TotalEnergies, acteur majeur de tissu économique angolais
Avec plus d’un millier de salariés, TotalEnergies est le premier opérateur de l’Angola. Le groupe y est installé depuis 1953 et exploite notamment les plateformes pétrolières offshore de la Zone Économique Exclusive angolaise. Il faut dire que sur place Total est en pleine expansion : en mai 2021, il entamait la production du site offshore Zinia Phase 2, dont la ressource estimée est de 65 millions de barils de pétrole. Un an après, le géant français annonçait le déploiement de sa « stratégie multi-énergies en lançant trois projets dans le pétrole, le gaz et l’électricité solaire », selon son communiqué de presse.
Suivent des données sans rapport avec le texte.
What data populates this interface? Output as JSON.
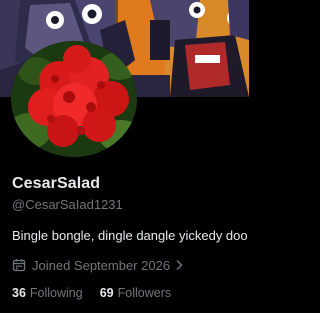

Des projets novateurs qui s’inscrivent dans une relation de long terme avec l’Angola. « Nous contribuons au développement industriel du pays », explique Patrick Pouyanné, Président-directeur général de TotalEnergies, dans le communiqué.
Investir dans le gaz et l’électricité correspond parfaitement au changement de pied voulu par le gouvernement angolais, changement encouragé par ses partenaires français. Le développement actuel de la première centrale solaire de Total en Angola répond à cette mutation des besoins locaux. Elle sera située à Quilemba, à 900 kilomètres au sud de la capitale, Luanda.
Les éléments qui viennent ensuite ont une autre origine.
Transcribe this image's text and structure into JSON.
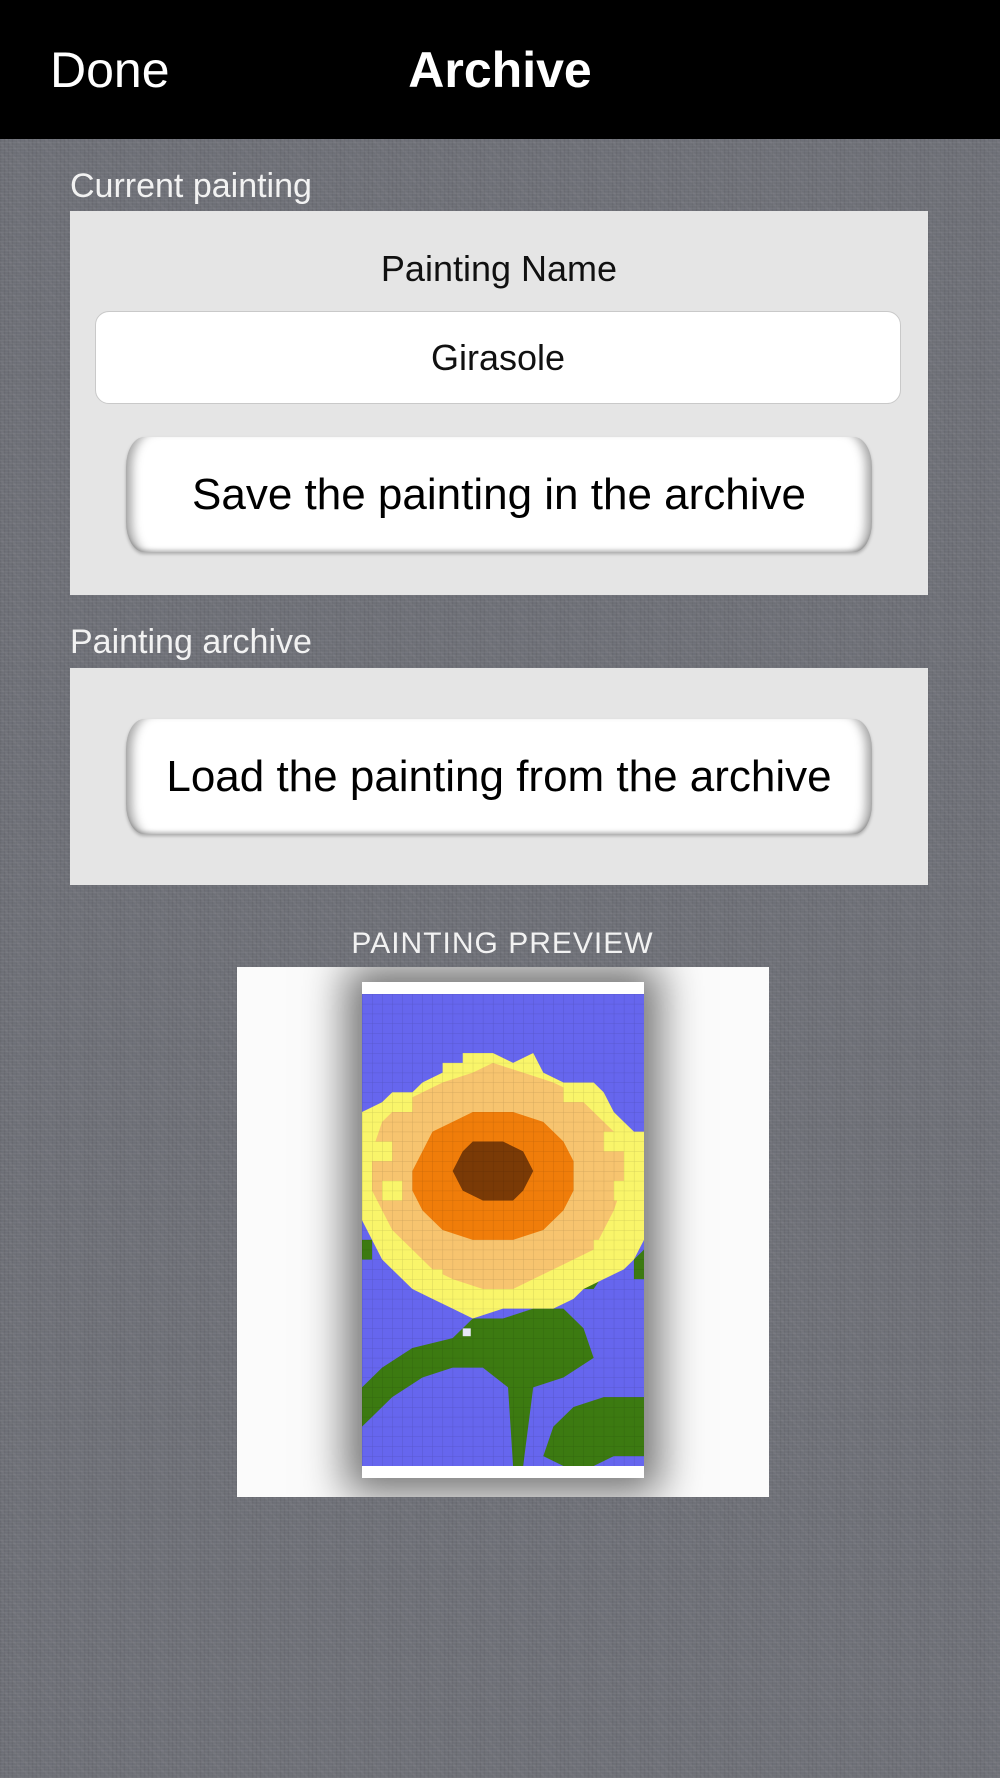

L’Angola, une histoire à vif
Colonisée par le Portugal à partir du XVIème siècle, l’Angola a pris son indépendance 1975. Le pays sud-africain conserve le portugais comme langue d’État, bien que six langues bantoues y aient aussi le statut de langue nationale. Sa superficie deux fois supérieure à celle de la France abrite pourtant deux fois moins d’habitants que cette dernière.
Dès 1975 et l’indépendance, l’Angola plonge dans une violente guerre civile opposant les deux principaux partis politiques, le marxiste MPLA (Mouvement populaire de libération de l’Angola) et l’UNITA (Union nationale pour l’indépendance totale de l’Angola). Le premier est soutenu par l’URSS, le second par les États-Unis, le Royaume-Uni et l’Afrique du Sud. Près d’un million de personnes sont victimes de ce conflit pour le contrôle du pays. La guerre ne s’achèvera qu’en 2002, avec l’accord de cessez-le-feu de Luanda du 4 avril, sur une victoire du MPLA.
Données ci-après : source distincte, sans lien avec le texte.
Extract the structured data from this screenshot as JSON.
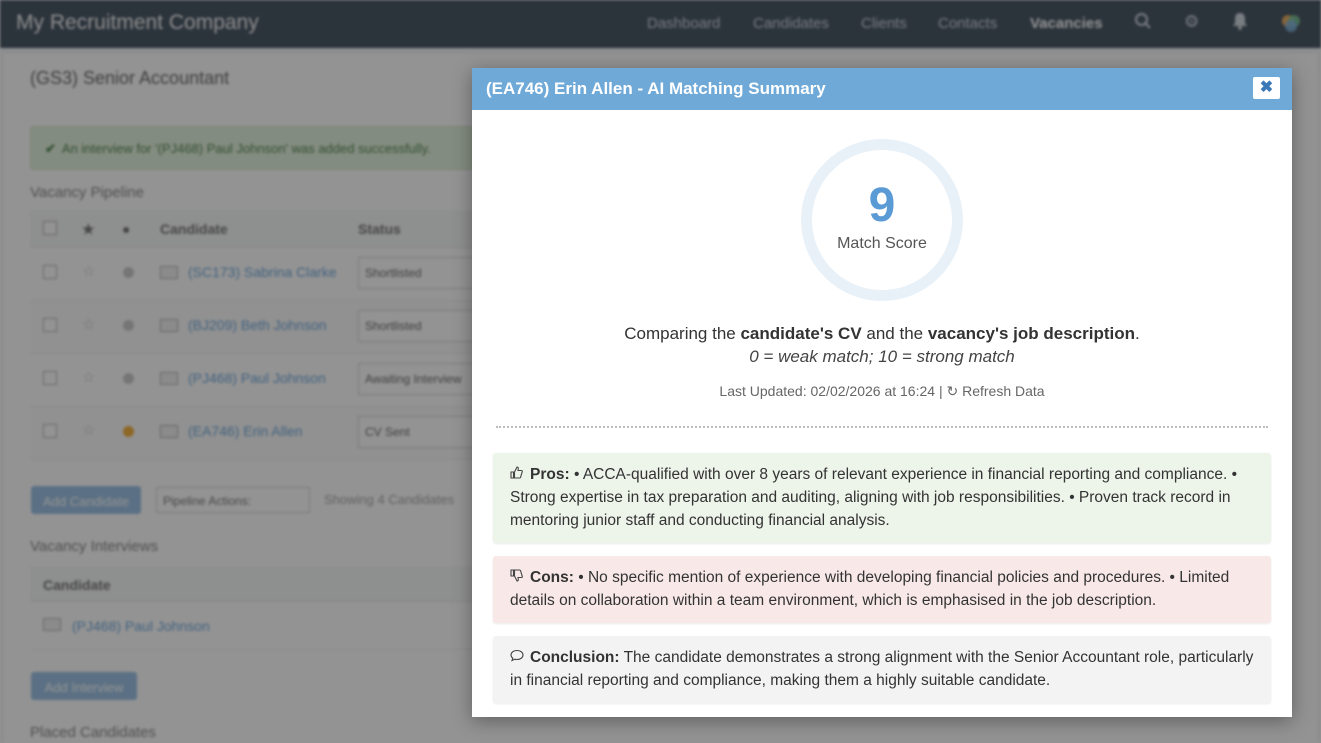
{
  "app": {
    "brand": "My Recruitment Company",
    "nav": [
      "Dashboard",
      "Candidates",
      "Clients",
      "Contacts",
      "Vacancies"
    ],
    "nav_active": "Vacancies",
    "nav_icons": [
      "search-icon",
      "gear-icon",
      "bell-icon",
      "user-avatar-icon"
    ]
  },
  "page": {
    "title": "(GS3) Senior Accountant",
    "alert": "An interview for '(PJ468) Paul Johnson' was added successfully.",
    "pipeline": {
      "title": "Vacancy Pipeline",
      "columns": [
        "Candidate",
        "Status"
      ],
      "rows": [
        {
          "name": "(SC173) Sabrina Clarke",
          "status": "Shortlisted",
          "dot": "grey"
        },
        {
          "name": "(BJ209) Beth Johnson",
          "status": "Shortlisted",
          "dot": "grey"
        },
        {
          "name": "(PJ468) Paul Johnson",
          "status": "Awaiting Interview",
          "dot": "grey"
        },
        {
          "name": "(EA746) Erin Allen",
          "status": "CV Sent",
          "dot": "orange"
        }
      ],
      "add_button": "Add Candidate",
      "actions_select": "Pipeline Actions:",
      "showing": "Showing 4 Candidates"
    },
    "interviews": {
      "title": "Vacancy Interviews",
      "column": "Candidate",
      "rows": [
        {
          "name": "(PJ468) Paul Johnson"
        }
      ],
      "add_button": "Add Interview"
    },
    "placed_title": "Placed Candidates"
  },
  "modal": {
    "title": "(EA746) Erin Allen - AI Matching Summary",
    "close_icon": "close-icon",
    "score": "9",
    "score_label": "Match Score",
    "compare": {
      "pre": "Comparing the ",
      "bold1": "candidate's CV",
      "mid": " and the ",
      "bold2": "vacancy's job description",
      "post": "."
    },
    "scale_note": "0 = weak match; 10 = strong match",
    "last_updated": "Last Updated: 02/02/2026 at 16:24",
    "separator": "|",
    "refresh_label": "Refresh Data",
    "pros": {
      "label": "Pros:",
      "text": "• ACCA-qualified with over 8 years of relevant experience in financial reporting and compliance. • Strong expertise in tax preparation and auditing, aligning with job responsibilities. • Proven track record in mentoring junior staff and conducting financial analysis."
    },
    "cons": {
      "label": "Cons:",
      "text": "• No specific mention of experience with developing financial policies and procedures. • Limited details on collaboration within a team environment, which is emphasised in the job description."
    },
    "conclusion": {
      "label": "Conclusion:",
      "text": "The candidate demonstrates a strong alignment with the Senior Accountant role, particularly in financial reporting and compliance, making them a highly suitable candidate."
    }
  },
  "colors": {
    "modal_header": "#6fa9d8",
    "score": "#5b9bd5",
    "pros_bg": "#edf4ea",
    "cons_bg": "#f8e9e8",
    "conclusion_bg": "#f3f3f3",
    "navbar": "#2f3f4f"
  }
}
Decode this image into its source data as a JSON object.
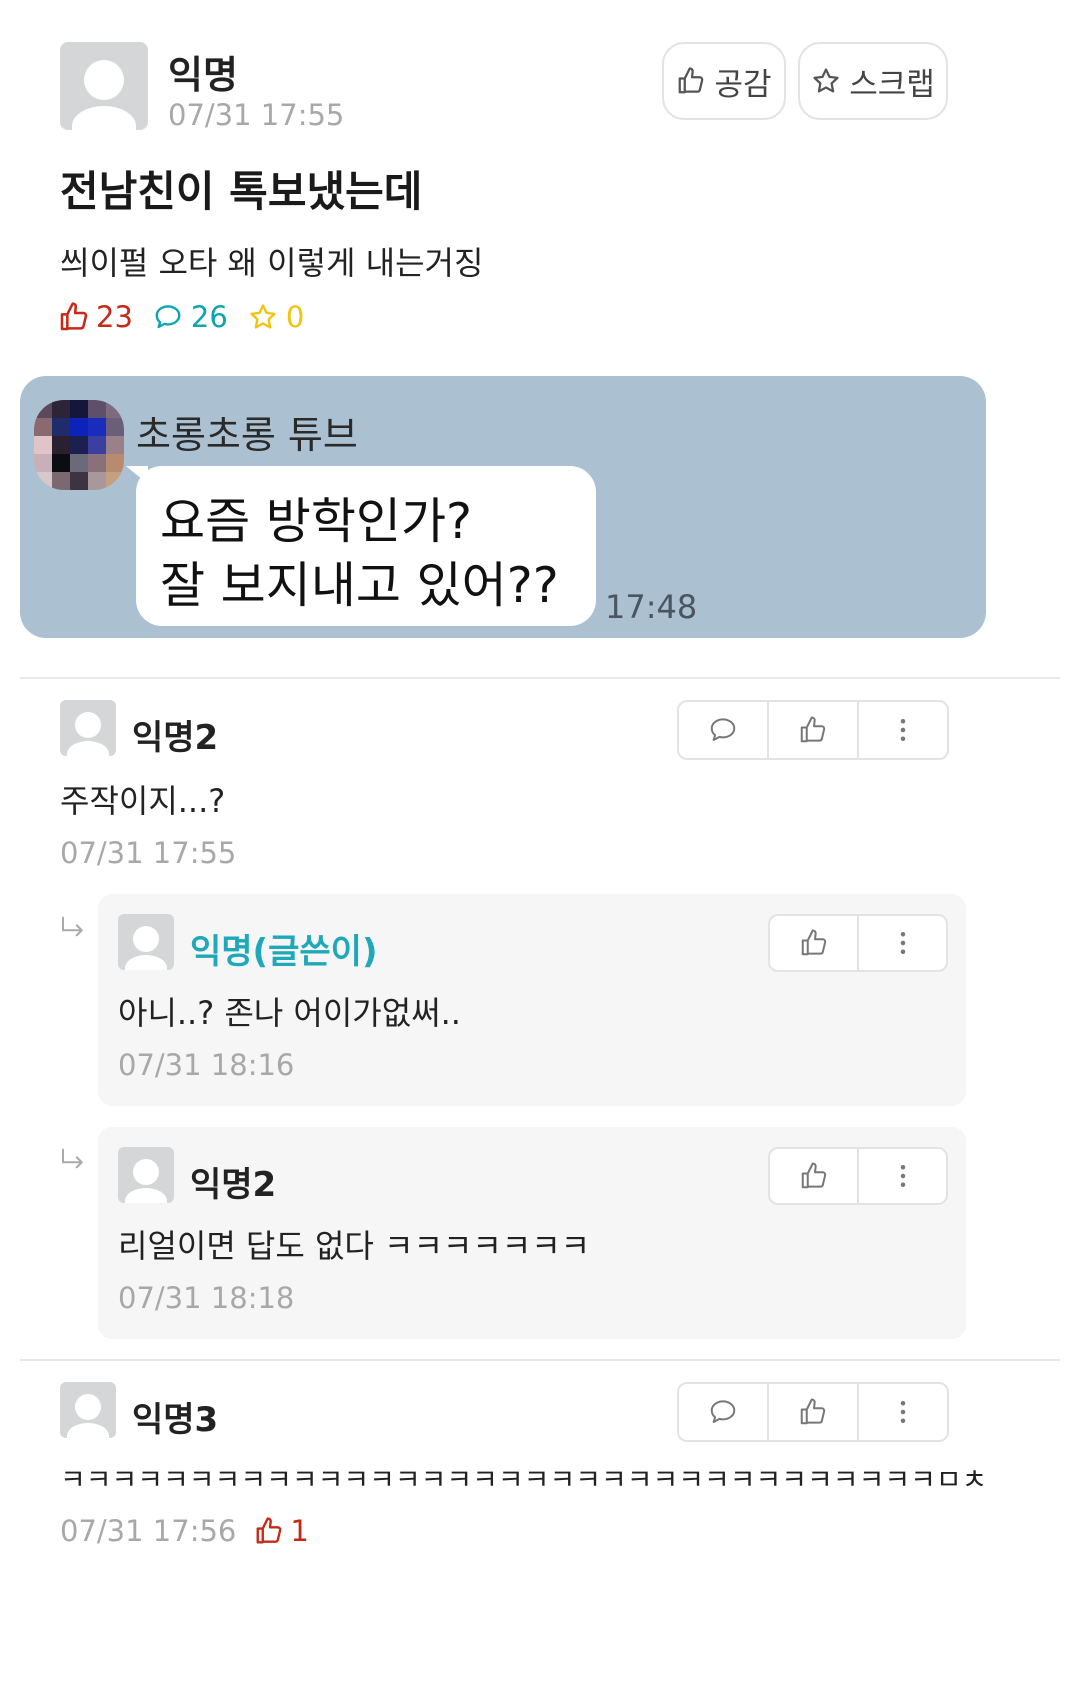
{
  "post": {
    "author": "익명",
    "time": "07/31 17:55",
    "like_btn": "공감",
    "scrap_btn": "스크랩",
    "title": "전남친이 톡보냈는데",
    "body": "씌이펄 오타 왜 이렇게 내는거징",
    "likes": "23",
    "comments": "26",
    "scraps": "0"
  },
  "chat": {
    "sender": "초롱초롱 튜브",
    "line1": "요즘 방학인가?",
    "line2": "잘 보지내고 있어??",
    "time": "17:48"
  },
  "comments": [
    {
      "author": "익명2",
      "text": "주작이지...?",
      "time": "07/31 17:55",
      "replies": [
        {
          "author": "익명(글쓴이)",
          "text": "아니..? 존나 어이가없써..",
          "time": "07/31 18:16"
        },
        {
          "author": "익명2",
          "text": "리얼이면 답도 없다 ㅋㅋㅋㅋㅋㅋㅋ",
          "time": "07/31 18:18"
        }
      ]
    },
    {
      "author": "익명3",
      "text": "ㅋㅋㅋㅋㅋㅋㅋㅋㅋㅋㅋㅋㅋㅋㅋㅋㅋㅋㅋㅋㅋㅋㅋㅋㅋㅋㅋㅋㅋㅋㅋㅋㅋㅋㅁㅊ",
      "time": "07/31 17:56",
      "likes": "1"
    }
  ],
  "colors": {
    "like_red": "#c62917",
    "comment_teal": "#0ca5b0",
    "scrap_yellow": "#f1c40f",
    "chat_bg": "#abc1d1",
    "op_name": "#1fa8b8"
  }
}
L’Angola entre réformes internes et ouverture internationale
Selon la note rédigée par France Diplomatie, le Président João Lourenço, élu en 2017, affiche la volonté de mener des réformes économiques de fond : ajustement monétaire, équilibrage budgétaire, stabilisation de la dette, lutte contre la corruption. Il s’agit notamment de mettre un frein à l’interpénétration entre intérêts privés et publics. Parallèlement, la stratégie de diversification économique correspond au besoin de plus en plus criant d’une souveraineté angolaise sur le secteur alimentaire. Un programme ambitieux de privatisation des actifs de l’État a été lancé en août 2019 dans cette optique.
Du point de vue relations internationales, le gouvernement angolais se montre particulièrement attentif à la situation insurrectionnelle de son voisin, la République démocratique du Congo, où Emmanuel Macron se rend ce vendredi 3 mars. De plus, la question des Grands Lacs est un dossier majeur de la politique extérieure angolaise, tout comme l’est la résolution des crises en Centrafrique. Devant ses multiples défis, l’Angola peut compter sur ses partenaires étrangers : depuis la fin de la guerre civile, les États-Unis se sont institués en acteur économique majeur, alors que la Russie maintient une coopération pétrolière et sécuritaire.